In one approach to forming such stacks of interfolded multi-panel sheets, a single web of material is fed sequentially through a sheet-cutting-and-overlapping arrangement and then to an interfolding arrangement. The web of sheet material is fed along a single path which extends through the sheet-cutting-and-overlapping arrangement to the interfolding arrangement, for forming a desired interfolded pattern of sheets having a desired folded panel width, sheet length, and folding pattern.
The sheet-cutting-and-overlapping arrangement is configured for generating a stream of sheets having the desired length which are fed along the path to the interfolding arrangement. The stream of sheets moves through the interfolding arrangement at an interfolding feed speed. The sheet-cutting-and-overlapping arrangement generates an overlap speed, of the stream of sheets along the path upstream from the interfolding arrangement, which is higher than the interfolding feed speed.
Due to the difference between the interfolding feed speed and the overlap speed, as each sheet in the stream of sheets transitions from the sheet-cutting-and-overlapping arrangement to the interfolding arrangement, a portion of the sheet forms a bulge and the trailing edge of the sheet eventually pulls free in such a manner that the leading edge of the following sheet along the path will slide under the preceding sheet by a desired overlap amount, which is often selected to be substantially equal to the desired folded width of the interfolded stack.
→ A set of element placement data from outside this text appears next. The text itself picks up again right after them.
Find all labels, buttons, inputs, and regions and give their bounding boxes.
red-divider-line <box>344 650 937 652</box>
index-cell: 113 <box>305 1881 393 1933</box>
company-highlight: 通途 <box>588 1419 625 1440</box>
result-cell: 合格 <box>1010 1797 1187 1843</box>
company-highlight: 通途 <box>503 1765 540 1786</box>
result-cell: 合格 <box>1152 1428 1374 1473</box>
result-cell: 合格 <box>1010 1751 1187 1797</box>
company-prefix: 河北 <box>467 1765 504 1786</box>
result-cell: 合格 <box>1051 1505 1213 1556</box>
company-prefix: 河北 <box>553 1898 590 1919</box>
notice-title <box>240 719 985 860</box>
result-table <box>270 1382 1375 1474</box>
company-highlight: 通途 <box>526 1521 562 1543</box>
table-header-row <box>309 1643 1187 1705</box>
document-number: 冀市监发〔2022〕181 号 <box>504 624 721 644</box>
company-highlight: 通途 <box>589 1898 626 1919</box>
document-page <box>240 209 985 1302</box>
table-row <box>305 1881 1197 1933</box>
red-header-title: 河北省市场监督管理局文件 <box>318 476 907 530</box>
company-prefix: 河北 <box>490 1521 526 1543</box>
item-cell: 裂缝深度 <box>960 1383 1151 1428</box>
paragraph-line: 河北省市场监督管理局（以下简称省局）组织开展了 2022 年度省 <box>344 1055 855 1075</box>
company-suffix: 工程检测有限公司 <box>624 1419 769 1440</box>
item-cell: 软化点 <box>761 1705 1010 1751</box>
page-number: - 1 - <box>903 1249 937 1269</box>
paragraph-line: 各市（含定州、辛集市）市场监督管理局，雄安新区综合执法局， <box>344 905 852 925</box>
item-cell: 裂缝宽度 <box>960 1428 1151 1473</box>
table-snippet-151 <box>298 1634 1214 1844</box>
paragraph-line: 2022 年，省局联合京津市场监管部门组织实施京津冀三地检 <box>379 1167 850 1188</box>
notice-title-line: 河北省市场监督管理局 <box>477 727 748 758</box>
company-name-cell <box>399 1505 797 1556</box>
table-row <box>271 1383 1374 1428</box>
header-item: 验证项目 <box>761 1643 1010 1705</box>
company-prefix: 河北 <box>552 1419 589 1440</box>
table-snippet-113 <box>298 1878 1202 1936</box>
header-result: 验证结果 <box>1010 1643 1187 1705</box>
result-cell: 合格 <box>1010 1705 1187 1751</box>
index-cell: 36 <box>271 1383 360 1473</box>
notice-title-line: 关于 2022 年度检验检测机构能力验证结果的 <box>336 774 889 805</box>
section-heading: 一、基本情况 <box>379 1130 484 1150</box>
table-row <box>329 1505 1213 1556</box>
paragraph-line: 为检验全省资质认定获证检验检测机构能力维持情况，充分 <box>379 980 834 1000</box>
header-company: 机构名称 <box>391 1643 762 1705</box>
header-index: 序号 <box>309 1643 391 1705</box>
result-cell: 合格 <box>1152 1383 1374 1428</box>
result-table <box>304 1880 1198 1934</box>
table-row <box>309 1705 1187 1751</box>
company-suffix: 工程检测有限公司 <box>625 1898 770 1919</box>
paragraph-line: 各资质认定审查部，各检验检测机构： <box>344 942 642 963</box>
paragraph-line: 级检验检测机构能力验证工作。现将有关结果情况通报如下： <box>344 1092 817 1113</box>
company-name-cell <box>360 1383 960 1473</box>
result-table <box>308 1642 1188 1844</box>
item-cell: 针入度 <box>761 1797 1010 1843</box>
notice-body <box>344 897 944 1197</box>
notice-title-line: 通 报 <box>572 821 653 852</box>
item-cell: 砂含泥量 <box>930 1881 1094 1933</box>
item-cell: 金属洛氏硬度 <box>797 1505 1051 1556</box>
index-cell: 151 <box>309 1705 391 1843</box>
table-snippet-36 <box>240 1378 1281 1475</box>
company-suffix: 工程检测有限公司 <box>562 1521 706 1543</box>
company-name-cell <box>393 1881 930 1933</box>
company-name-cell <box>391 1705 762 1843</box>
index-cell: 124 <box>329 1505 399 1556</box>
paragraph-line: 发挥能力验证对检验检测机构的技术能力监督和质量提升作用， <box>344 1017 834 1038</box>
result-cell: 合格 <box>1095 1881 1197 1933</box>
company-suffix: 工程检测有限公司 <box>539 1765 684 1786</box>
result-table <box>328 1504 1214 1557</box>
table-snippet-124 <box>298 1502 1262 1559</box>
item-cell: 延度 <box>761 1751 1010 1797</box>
With successive sheets in the stream of sheets overlapped in this manner, the interfolding arrangement then folds the overlapped sheets in such a manner that the interfolded stack is produced.
One example of an interfolding apparatus of the type described above is shown in commonly assigned U.S. Published Patent Application No. US 2007/0082800, to Kauppila. The disclosure and teachings of the Kauppila application are incorporated herein in their entireties by reference.
In prior interfolding apparatuses and methods that utilize a stream of sheets cut from a single web of material fed along a single path, parameters such as the sheet length, the overlap length, folded shape, and the folded width of the interfolded stack are all parameters that are set by the configuration of mechanical components within the interfolding apparatus. For example, in the Kauppila reference, the apparatus includes a cutting roll interacting with a lap roll for cutting the web of material into sheets of the desired lengths, and feeding those sheets to a pair of interfolding rolls at an overlap speed. The configuration of the interfolded stack, and the shape of the folded sheets therein, are set by physical parameters such as the relative diameters and rotational speeds of the cutting roll, the overlap roll, and the interfolding rolls. With such an arrangement, if it is desired to change from a three-panel, Z-shaped, folded shape having a given width, to a four-panel, W-shaped, folded shape, having the same folded width as the three-panel product, it is typically necessary to physically replace the lap roll and cutting roll with rolls having a different diameter to produce cut sheets of a different length and to move those sheets along the path at a different desired overlap speed which is dependent upon the peripheral speed of the overlap roll. The necessary disassembly and reassembly of the interfolding apparatus with different components, to switch from a production run of three-panel towels to a production run of four-panel towels, for example, involves considerable expenditure of time and effort which it would be desirable to eliminate.
In an attempt to address this problem, U.S. Published Patent Application No. US 2007/0203007, to De Matteis proposes the use of an interfolding machine having a modular structure in which groupings of the rollers are mounted together in a common mounting structure in such a manner that they can be removed and replaced as a module, independent from a main portion of a frame of the interfolding apparatus. This approach adds considerable weight, cost and complexity to the overall construction of the interfolding apparatus and would still appear to require a significant amount of machine downtime and non-productive manpower cost for changing from one module to another.
It is desirable, therefore, to provide an improved interfolding apparatus and method which is capable of producing multiple interfolded patterns from a stream of sheets fed from a single web of material, which avoids one or more of the problems discussed above.